A linear operator $A: H_1 \to H_2$ is Hilbert-Schmidt iff for some orthonormal basis $\lbrace e_n : ~ n \in \mathbb{N} \rbrace$ of $H_1$ the sum $\sum_{n \in \mathbb{N}} \Vert A e_n \Vert^2_{H_2}$ is finite.

It is easy to see that if $H_1 = H_2$ the identity operator $id: H_1 \to H_1$ is Hilbert-Schmidt if and only if $H$ is finite-dimensional, since otherwise $\sum_{n \in \mathbb{N}} \Vert e_n \Vert^2_{H_2}= \sum_{n \in \mathbb{N}} \Vert e_n \Vert^2_{H_1}= \sum_{n \in \mathbb{N}} 1$ clearly diverges.

But what if $H_1$ is a real subset of $H_2$? Then the situation changes somehow, because $\Vert \cdot \Vert_{H_1} = \Vert \cdot \Vert_{H_2}$ needs not to hold anymore.

More specific:

Is the identity map $id: H^2(-\pi,\pi) \to L^2(-\pi,\pi)$ Hilbert-Schmidt?

and if not:

Is there any chance that $id: H^p(-\pi,\pi) \to L^2(-\pi,\pi)$ is Hilbert-Schmidt for any $p$?

EDIT: We equip $L^2$ and $H^2$ with the standard norms $\Vert f \Vert_{L^2}^2 = \int \vert f(x) \vert^2 dx$ and $\Vert f \Vert_{H^2}^2 = \int \vert f(x) \vert^2 dx + \int \vert D f(x) \vert^2 dx + \int \vert D^2f(x) \vert^2 dx$.

Solution 1:

The answer to both questions is affirmative. Letting $\mathbb{T}=\mathbb{R}/2\pi\mathbb{Z}$, we have on $H^1(\mathbb{T})$ the following orthonormal basis: $$e_n= \frac{e^{i n x}}{\sqrt{2\pi(1+n^2)}},\quad n\in \mathbb{Z}.$$ Specializing the sum $\sum_n \lVert I e_n\rVert_{L^2}^2$ to this basis we get $$\sum_{n\in \mathbb{Z}}\lVert I e_n\rVert_{L^2}^2 = \frac{1}{2\pi}\sum_{n \in \mathbb{Z}}\frac{1}{1+n^2}<\infty.$$ Since this particular sum converges, we can prove via standard arguments that the sum $\sum \lVert I e_n\rVert_{L^2}^2$ will converge for any choice of an orthonormal basis $\{e_n\}$ of $H^1(\mathbb{T})$. We have thus proven that the embedding of $H^1(\mathbb{T})$ into $L^2(\mathbb{T})$ is Hilbert-Schmidt.
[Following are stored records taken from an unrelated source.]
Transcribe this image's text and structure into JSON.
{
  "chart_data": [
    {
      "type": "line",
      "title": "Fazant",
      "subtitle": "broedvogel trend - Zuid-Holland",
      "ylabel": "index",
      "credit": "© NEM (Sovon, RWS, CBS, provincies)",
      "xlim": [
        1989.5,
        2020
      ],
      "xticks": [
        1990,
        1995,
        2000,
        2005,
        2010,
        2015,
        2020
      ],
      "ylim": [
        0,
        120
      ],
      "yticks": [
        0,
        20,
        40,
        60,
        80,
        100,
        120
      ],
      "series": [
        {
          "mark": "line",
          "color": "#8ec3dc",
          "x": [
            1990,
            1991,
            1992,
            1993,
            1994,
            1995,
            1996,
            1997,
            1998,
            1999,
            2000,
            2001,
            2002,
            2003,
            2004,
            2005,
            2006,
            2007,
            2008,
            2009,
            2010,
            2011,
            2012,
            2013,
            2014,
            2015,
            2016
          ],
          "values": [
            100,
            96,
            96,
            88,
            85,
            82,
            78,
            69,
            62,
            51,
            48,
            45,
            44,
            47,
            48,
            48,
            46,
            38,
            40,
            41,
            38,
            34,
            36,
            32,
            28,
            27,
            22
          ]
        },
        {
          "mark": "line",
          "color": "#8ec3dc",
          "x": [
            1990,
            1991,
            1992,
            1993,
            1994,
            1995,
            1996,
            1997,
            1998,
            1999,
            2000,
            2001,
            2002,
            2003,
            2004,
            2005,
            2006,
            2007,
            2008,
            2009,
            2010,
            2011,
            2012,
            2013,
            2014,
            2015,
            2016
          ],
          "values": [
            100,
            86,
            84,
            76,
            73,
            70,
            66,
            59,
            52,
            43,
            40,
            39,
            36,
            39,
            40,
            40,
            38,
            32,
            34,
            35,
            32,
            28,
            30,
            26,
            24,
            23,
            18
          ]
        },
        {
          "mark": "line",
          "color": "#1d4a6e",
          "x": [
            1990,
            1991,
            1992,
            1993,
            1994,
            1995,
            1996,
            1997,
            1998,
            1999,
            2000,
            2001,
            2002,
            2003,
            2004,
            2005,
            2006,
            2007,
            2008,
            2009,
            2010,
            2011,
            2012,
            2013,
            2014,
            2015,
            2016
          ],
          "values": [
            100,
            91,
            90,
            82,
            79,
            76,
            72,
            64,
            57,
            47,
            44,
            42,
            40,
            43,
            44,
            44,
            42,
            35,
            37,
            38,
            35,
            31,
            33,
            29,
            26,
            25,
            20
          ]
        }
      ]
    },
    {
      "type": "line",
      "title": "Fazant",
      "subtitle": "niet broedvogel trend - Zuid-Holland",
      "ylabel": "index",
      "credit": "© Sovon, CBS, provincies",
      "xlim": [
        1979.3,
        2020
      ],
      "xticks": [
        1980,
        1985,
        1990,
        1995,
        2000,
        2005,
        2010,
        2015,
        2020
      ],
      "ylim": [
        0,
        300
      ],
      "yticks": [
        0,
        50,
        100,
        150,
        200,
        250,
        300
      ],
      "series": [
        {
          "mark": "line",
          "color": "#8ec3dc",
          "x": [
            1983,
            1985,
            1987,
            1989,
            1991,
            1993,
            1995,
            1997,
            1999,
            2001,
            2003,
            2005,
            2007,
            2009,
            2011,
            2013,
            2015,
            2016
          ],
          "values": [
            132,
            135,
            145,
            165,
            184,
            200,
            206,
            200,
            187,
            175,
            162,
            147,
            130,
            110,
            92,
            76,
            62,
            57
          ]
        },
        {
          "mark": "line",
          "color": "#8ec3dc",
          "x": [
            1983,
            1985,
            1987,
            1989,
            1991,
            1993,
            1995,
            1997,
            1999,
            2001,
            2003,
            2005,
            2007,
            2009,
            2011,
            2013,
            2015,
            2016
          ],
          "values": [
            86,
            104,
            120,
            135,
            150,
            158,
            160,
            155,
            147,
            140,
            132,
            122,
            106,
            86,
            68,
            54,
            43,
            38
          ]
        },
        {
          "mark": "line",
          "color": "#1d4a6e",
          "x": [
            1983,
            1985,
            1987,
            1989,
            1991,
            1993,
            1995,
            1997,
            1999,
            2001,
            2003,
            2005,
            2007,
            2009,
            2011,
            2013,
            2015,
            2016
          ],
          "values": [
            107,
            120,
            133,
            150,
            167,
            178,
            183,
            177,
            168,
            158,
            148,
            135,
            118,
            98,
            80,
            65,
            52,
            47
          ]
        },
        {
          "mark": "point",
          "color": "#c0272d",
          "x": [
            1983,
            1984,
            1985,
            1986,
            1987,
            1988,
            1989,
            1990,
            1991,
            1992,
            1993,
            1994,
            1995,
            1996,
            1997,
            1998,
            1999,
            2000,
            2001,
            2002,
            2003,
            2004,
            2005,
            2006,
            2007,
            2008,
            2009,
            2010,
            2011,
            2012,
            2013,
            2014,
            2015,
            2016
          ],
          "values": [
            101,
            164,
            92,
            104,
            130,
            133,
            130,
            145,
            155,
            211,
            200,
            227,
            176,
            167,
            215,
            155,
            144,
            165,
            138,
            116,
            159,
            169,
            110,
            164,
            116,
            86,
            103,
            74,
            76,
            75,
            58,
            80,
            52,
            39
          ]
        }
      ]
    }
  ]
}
The argument for $H^k(\mathbb{T})$ is similar. In this case the convergence of the series will be even faster. As a side note, we can consider the spaces $$H^s(\mathbb{T})=\left\{ f\in L^2(\mathbb{T})\ :\ \sum_{m\in \mathbb{Z}} \lvert\hat{f}(m)\rvert^2\left(1+m^2\right)^s < \infty\right\},\quad s\in \mathbb{R},$$ with inner product $$(f, g)_{H^s}=\sum_{n \in \mathbb{Z}}\hat{f}(n)\overline{\hat{g}(n)}\left(1+n^2\right)^{s},$$ which generalize the spaces $H^k(\mathbb{T})$ with integer $k$. Here we have the orthonormal basis $$e_n=\frac{e^{inx}}{\sqrt{(2\pi)\left(1+n^2\right)^s}},\qquad n \in \mathbb{Z}.$$ So $$\sum_n \lVert I e_n\rVert_{L^2}^2=\frac{1}{2\pi}\sum_{n \in \mathbb{Z}}\frac{1}{\left(1+n^2\right)^s}, $$ and the last series converges if and only if $s>\frac{1}{2}$. So the identity operator $$I\colon H^s(\mathbb{T})\to L^2(\mathbb{T})$$ is Hilbert-Schmidt if and only if $s>\frac{1}{2}$. I find it interesting to note that $I$ is compact if and only if $s>0$. So for $0<s\le\frac{1}{2}$ we have an example of a compact operator which is not Hilbert-Schmidt.